Антип пошел во двор, взял топор и изрубил на мелкие кусочки все заготовки хомутов, все сбруи, седла и уздечки. Рубил молча, аккуратно. На скамейке. Перетрусившая Марфа не сказала ни слова. После этого Антип пил неделю, не заявляясь домой. Потом пришел, повесил на стенку новую балалайку и сел за работу. Больше Марфа никогда не касалась балалайки. Но за Антипом следила внимательно: не засиживалась у соседей подолгу, вообще старалась не отлучаться из дому. Знала: только она за порог, Антип снимает балалайку и играет – не работает.
Как-то раз осенним вечером сидели они – Антип в своем уголке, Марфа у стола с вязаньем.
Молчали.
Во дворе слякотно, дождик идет. В доме тепло, уютно. Антип молоточком заколачивает в хомут медные гвоздочки: тук-тук, тук-тук, тук-тук-тук… Отложила Марфа вязанье, о чем-то задумалась, глядя в окно.
Тук-тук, тук-тук,– постукивает Антип. И еще тикают ходики, причем как-то так, что кажется, что они вот-вот остановятся. А они не останавливаются. В окна мягко и глуховато сыплет горстями дождь.
– Чего пригорюнилась, Марфынька? – спросил Антип.– Все думаешь, как деньжат побольше скопить?
Марфа молчит, смотрит задумчиво в окно. Антип глянул на нее.
– Помирать скоро будем, так что думай не думай. Думай не думай – сто рублей не деньги.– Антип любил поговорить, когда работал.– Я вот всю жизнь думал и выдумал себе геморрой. Работал! А спроси: чего хорошего видел? Да ничего. Люди хоть сражались, восстания разные поднимали, в гражданской участвовали, в Отечественной… Хоть уж погибали, так героически. А тут – как сел с тринадцати годков, так и сижу – скоро семисят будет. Вот какой терпеливый! Теперь: за что я, спрашивается, работал? Насчет денег никогда не жадничал, мне плевать на них. В большие люди тоже не вышел. И специальность моя скоро отойдет даже: не нужны будут шорники.

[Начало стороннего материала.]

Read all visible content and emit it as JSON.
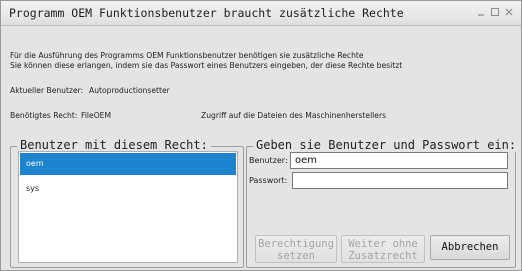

Для чего же, спрашивается, мне жизнь была дадена?
– Для детей,– серьезно сказала Марфа.
Антип не ждал, что она поддержит разговор. Обычно она обрывала его болтовню каким-нибудь обидным замечанием.
– Для детей? – Антип оживился.– С одной стороны, правильно, конечно, а с другой – нет, неправильно.
– С какой стороны неправильно?
– С той, что не только для детей надо жить. Надо и самим для себя немножко.
– А чего бы ты для себя-то делал?
Антип не сразу нашелся, что ответить на это.
– Как это «чего»? Нашел бы чего… Я, может, в музыканты бы двинул. Приезжал ведь тогда человек из города, говорил, что я самородок. А самородок – это кусок золота, это редкость, я так понимаю. Сейчас я кто? Обыкновенный шорник, а был бы, может…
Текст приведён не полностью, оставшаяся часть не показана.